De bevoegdheid van de raad om geen speelautomatenhallen in de gemeente toe te laten, impliceert ook de bevoegdheid om het aantal te beperken tot een maximum. Algemeen uitgangpunt dat qua voorzieningenniveau veelal gehanteerd wordt, is 1 hal per 50.000 inwoners. Gelet op het aantal inwoners in Smallingerland (per 31 mei 2018 op 55.927), wordt er dan ook gekozen voor een maximum van 1 speelautomatenhal.
Hierin is vastgelegd waar een speelautomatenhal niet gewenst is. Daarbij is een afstandscriterium vastgelegd. Dit afstandscriterium is vergelijkbaar met die van het coffeeshopbeleid. Daarbij komt het erop neer dat er binnen een afstand van 250 m. vanaf de dichtstbijzijnde school, jongerencentrum of sporthal geen speelautomatenhal mag worden gevestigd.
Uitgangspunt daarbij is dat een speelautomatenhal uit het directe zicht van kwetsbare groepen ten aanzien van verslaving, dient te worden gehouden. Met name daar waren jongeren samenkomen.
Op grond van artikel 30c, tweede lid Wok, moet in de verordening voor speelautomatenhallen het maximum aantal toegestane kansspelautomaten in een speelautomatenhal worden vastgelegd. Voor deze verordening is gekozen voor een maximum van 150 kansspelautomaten. Dit aantal is gebaseerd op ervaringscijfers van andere gemeenten en op de Marktscan Landgebonden Kansspelen van de Kansspelautoriteit.
In het kader van preventie en bestrijding van gokverslaving kan het aantal automaten voorts worden gekoppeld aan de oppervlakte van de hal. Dit wordt nader uitgewerkt in beleidsregels. Daarbij wordt de zogenaamde ideale mix het uitgangspunt: verschillende soorten speelautomaten en de onderlinge verhouding daartussen. Uit onderzoek (o.a. D. de Bruin, A. Benschop, R. Braam, D. J. Korf, 2006) blijkt namelijk dat de aanwezigheid van automaten met meer-spelers meer sociale controle met zich mee brengt. Door het opstellen van automaten met meer-spelers wordt het 'sociale spelen' namelijk bevorderd. Als kengetal kan daarbij 1 automaat per 5 m² worden aangehouden.

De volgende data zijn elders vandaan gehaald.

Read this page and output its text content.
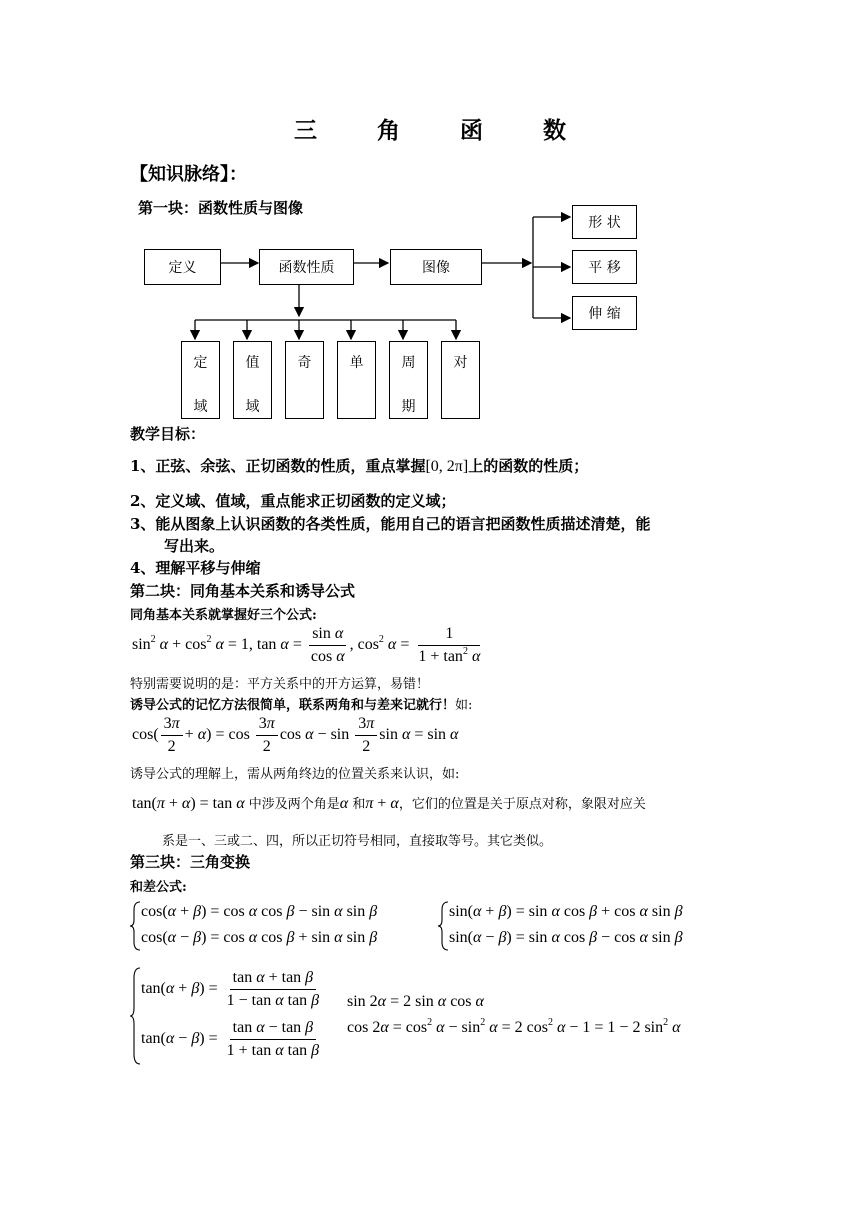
三 角 函 数
【知识脉络】：
第一块：函数性质与图像
定义	函数性质	图像
形 状
平 移
伸 缩
定
域
值
域
奇	单	周
期
对
教学目标：
1、正弦、余弦、正切函数的性质，重点掌握[0, 2π]上的函数的性质；
2、定义域、值域，重点能求正切函数的定义域；
3、能从图象上认识函数的各类性质，能用自己的语言把函数性质描述清楚，能
写出来。
4、理解平移与伸缩
第二块：同角基本关系和诱导公式
同角基本关系就掌握好三个公式:
$\sin^2 \alpha + \cos^2 \alpha = 1$, $\tan \alpha = \frac{\text{sin α}}{\text{cos α}}$ , $\cos^2 \alpha = \frac{1}{1 + \tan^2 \alpha}$
特别需要说明的是：平方关系中的开方运算，易错！
诱导公式的记忆方法很简单，联系两角和与差来记就行！如:
$\cos( \frac{3\pi}{2} + \alpha) = \cos \frac{3\pi}{2}$ $\cos \alpha - \sin \frac{3\pi}{2}$ sin α = sin α
诱导公式的理解上，需从两角终边的位置关系来认识，如:
tan(π + α) = tan α 中涉及两个角是α 和π + α，它们的位置是关于原点对称，象限对应关
系是一、三或二、四，所以正切符号相同，直接取等号。其它类似。
第三块：三角变换
和差公式:
cos(α + β) = cos α cos β − sin α sin β
cos(α − β) = cos α cos β + sin α sin β
sin(α + β) = sin α cos β + cos α sin β
sin(α − β) = sin α cos β − cos α sin β
$\tan(\alpha + \beta) = \frac{\text{tan α + tan β}}{\text{1 − tan α tan β}}$
$\tan(\alpha - \beta) = \frac{\text{tan α − tan β}}{\text{1 + tan α tan β}}$
sin 2α = 2 sin α cos α
$\cos 2\alpha = \cos^2 \alpha - \sin^2 \alpha = 2$ $\cos^2 \alpha - 1 = 1 - 2$ $\sin^2 \alpha$
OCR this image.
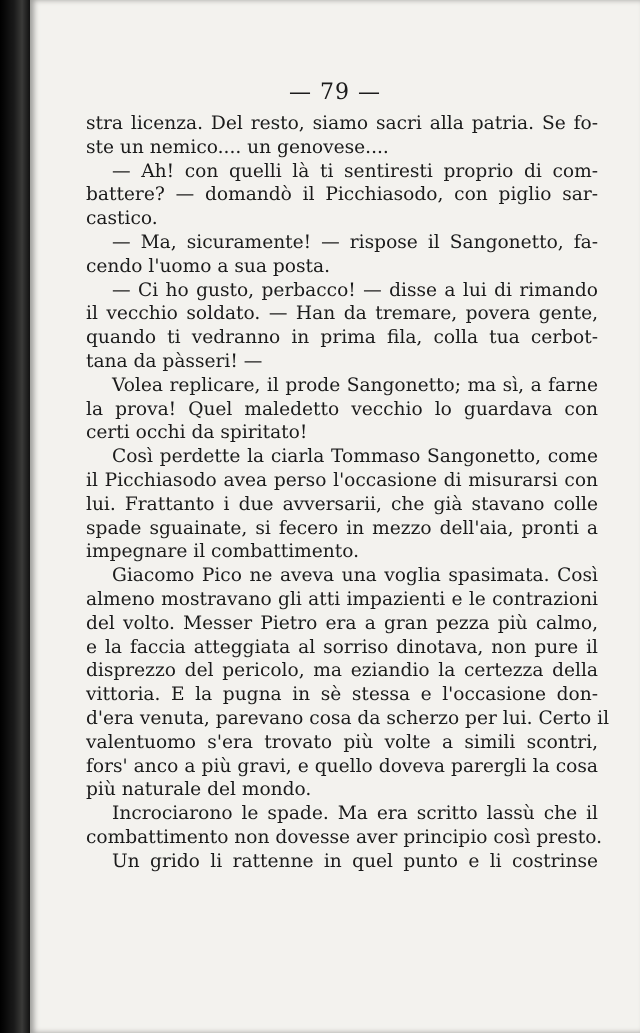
— 79 —
stra licenza. Del resto, siamo sacri alla patria. Se fo-
ste un nemico.... un genovese....
— Ah! con quelli là ti sentiresti proprio di com-
battere? — domandò il Picchiasodo, con piglio sar-
castico.
— Ma, sicuramente! — rispose il Sangonetto, fa-
cendo l'uomo a sua posta.
— Ci ho gusto, perbacco! — disse a lui di rimando
il vecchio soldato. — Han da tremare, povera gente,
quando ti vedranno in prima fila, colla tua cerbot-
tana da pàsseri! —
Volea replicare, il prode Sangonetto; ma sì, a farne
la prova! Quel maledetto vecchio lo guardava con
certi occhi da spiritato!
Così perdette la ciarla Tommaso Sangonetto, come
il Picchiasodo avea perso l'occasione di misurarsi con
lui. Frattanto i due avversarii, che già stavano colle
spade sguainate, si fecero in mezzo dell'aia, pronti a
impegnare il combattimento.
Giacomo Pico ne aveva una voglia spasimata. Così
almeno mostravano gli atti impazienti e le contrazioni
del volto. Messer Pietro era a gran pezza più calmo,
e la faccia atteggiata al sorriso dinotava, non pure il
disprezzo del pericolo, ma eziandio la certezza della
vittoria. E la pugna in sè stessa e l'occasione don-
d'era venuta, parevano cosa da scherzo per lui. Certo il
valentuomo s'era trovato più volte a simili scontri,
fors' anco a più gravi, e quello doveva parergli la cosa
più naturale del mondo.
Incrociarono le spade. Ma era scritto lassù che il
combattimento non dovesse aver principio così presto.
Un grido li rattenne in quel punto e li costrinse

In de Wok is niets bepaald over de duur van een vestigingsvergunning op basis van de verordening voor speelautomatenhallen. In verband met de uitspraak van de Afdeling van 2 november 2016 (ECLI:RVS:2016:2927), is er voor gekozen om een looptijd aan de vergunning te verbinden. Daarbij is gekozen voor een duur van 10 jaren.

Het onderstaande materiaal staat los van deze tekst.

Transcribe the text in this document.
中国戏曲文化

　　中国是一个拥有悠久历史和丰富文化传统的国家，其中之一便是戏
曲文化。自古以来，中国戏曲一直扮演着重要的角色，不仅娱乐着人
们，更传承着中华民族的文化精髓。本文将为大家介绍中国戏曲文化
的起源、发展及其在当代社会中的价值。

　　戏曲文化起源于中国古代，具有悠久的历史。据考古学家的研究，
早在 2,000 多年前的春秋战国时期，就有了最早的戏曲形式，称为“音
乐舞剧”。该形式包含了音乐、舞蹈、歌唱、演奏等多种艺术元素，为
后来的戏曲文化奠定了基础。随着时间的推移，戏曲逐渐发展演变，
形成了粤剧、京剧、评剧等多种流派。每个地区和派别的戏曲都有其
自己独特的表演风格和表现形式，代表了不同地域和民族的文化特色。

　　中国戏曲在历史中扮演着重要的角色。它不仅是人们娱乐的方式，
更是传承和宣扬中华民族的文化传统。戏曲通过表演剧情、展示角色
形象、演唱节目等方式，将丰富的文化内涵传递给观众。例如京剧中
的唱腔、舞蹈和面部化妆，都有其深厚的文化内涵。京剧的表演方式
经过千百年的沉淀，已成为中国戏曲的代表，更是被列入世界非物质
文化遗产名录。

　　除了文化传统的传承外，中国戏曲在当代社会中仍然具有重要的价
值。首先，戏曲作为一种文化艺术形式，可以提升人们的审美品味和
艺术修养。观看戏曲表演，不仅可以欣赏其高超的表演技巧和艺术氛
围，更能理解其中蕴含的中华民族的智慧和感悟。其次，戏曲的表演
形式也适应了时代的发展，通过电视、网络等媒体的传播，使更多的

Dit vanwege het belang van de continuïteit van de onderneming, de terugverdientijd van investeringen, investering in goed personeel en de gebruikelijke huurperiode van vijf jaar voor bedrijfsruimte.
Daarmee sluit Smallingerland aan bij de meeste andere gemeenten die ook een termijn van 10 jaren hanteren.

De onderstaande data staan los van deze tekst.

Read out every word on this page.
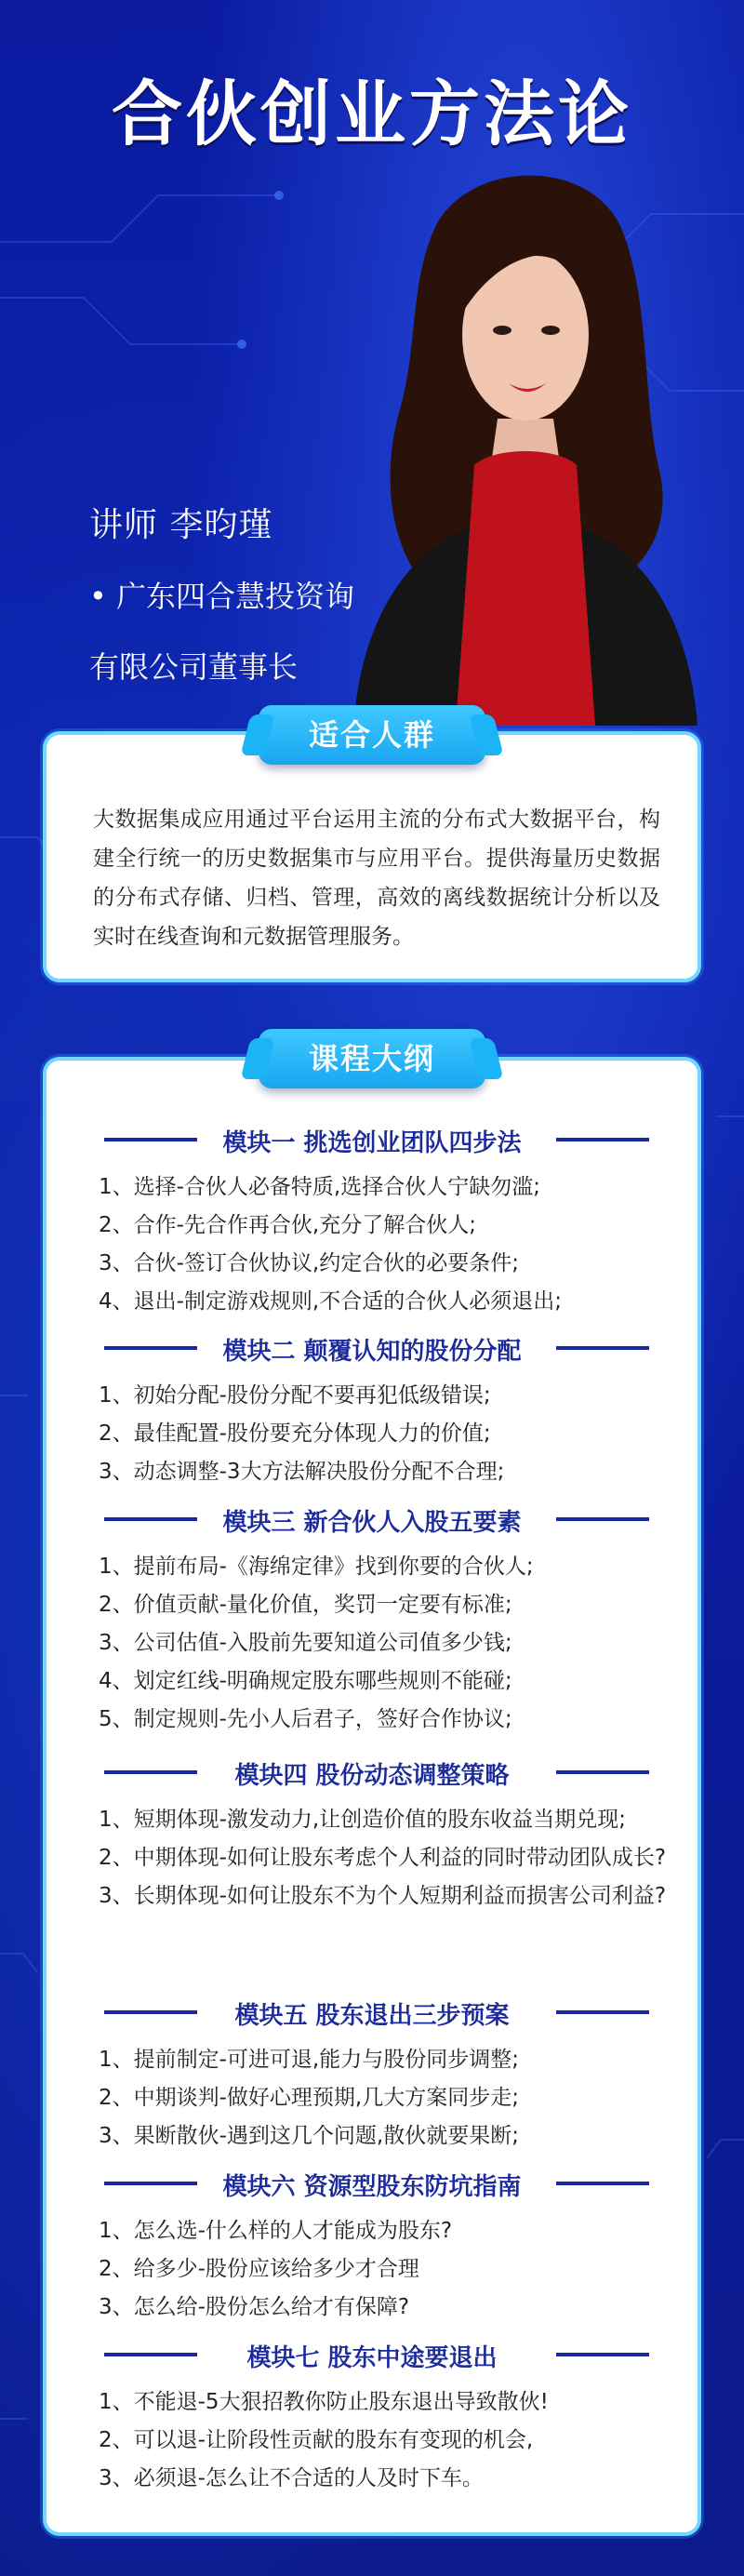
合伙创业方法论
讲师 李昀瑾
• 广东四合慧投资询
有限公司董事长
适合人群
大数据集成应用通过平台运用主流的分布式大数据平台，构建全行统一的历史数据集市与应用平台。提供海量历史数据的分布式存储、归档、管理，高效的离线数据统计分析以及实时在线查询和元数据管理服务。
课程大纲
模块一 挑选创业团队四步法
1、选择-合伙人必备特质,选择合伙人宁缺勿滥;
2、合作-先合作再合伙,充分了解合伙人;
3、合伙-签订合伙协议,约定合伙的必要条件;
4、退出-制定游戏规则,不合适的合伙人必须退出;
模块二 颠覆认知的股份分配
1、初始分配-股份分配不要再犯低级错误;
2、最佳配置-股份要充分体现人力的价值;
3、动态调整-3大方法解决股份分配不合理;
模块三 新合伙人入股五要素
1、提前布局-《海绵定律》找到你要的合伙人;
2、价值贡献-量化价值，奖罚一定要有标准;
3、公司估值-入股前先要知道公司值多少钱;
4、划定红线-明确规定股东哪些规则不能碰;
5、制定规则-先小人后君子，签好合作协议;
模块四 股份动态调整策略
1、短期体现-激发动力,让创造价值的股东收益当期兑现;
2、中期体现-如何让股东考虑个人利益的同时带动团队成长?
3、长期体现-如何让股东不为个人短期利益而损害公司利益?
模块五 股东退出三步预案
1、提前制定-可进可退,能力与股份同步调整;
2、中期谈判-做好心理预期,几大方案同步走;
3、果断散伙-遇到这几个问题,散伙就要果断;
模块六 资源型股东防坑指南
1、怎么选-什么样的人才能成为股东?
2、给多少-股份应该给多少才合理
3、怎么给-股份怎么给才有保障?
模块七 股东中途要退出
1、不能退-5大狠招教你防止股东退出导致散伙!
2、可以退-让阶段性贡献的股东有变现的机会,
3、必须退-怎么让不合适的人及时下车。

Op basis van artikel 2:28 Apv is voor het exploiteren van een horecabedrijf een exploitatievergunning van de burgemeester vereist.
Aangezien de ondernemer voor de exploitatie van de speelautomatenhal, naast de vestigingsvergunning en aanwezigheidsvergunning ook al een exploitatievergunning van de Kansspelautoriteit nodig heeft, heeft een exploitatievergunningplicht als er tevens sprake is van een horecabedrijf, geen toegevoegde waarde meer. Dit zou ook teveel worden. Vandaar dat de vergunningplicht op basis van 2:28 Apv hier wordt uitgesloten. Deze uitzondering geldt alleen voor de exploitatievergunning van de Apv. De vergunningplicht op basis van de Drank- en Horecawet en Drank- en horecaverordening blijft gewoon gelden, indien er tevens sprake is van een horecabedrijf.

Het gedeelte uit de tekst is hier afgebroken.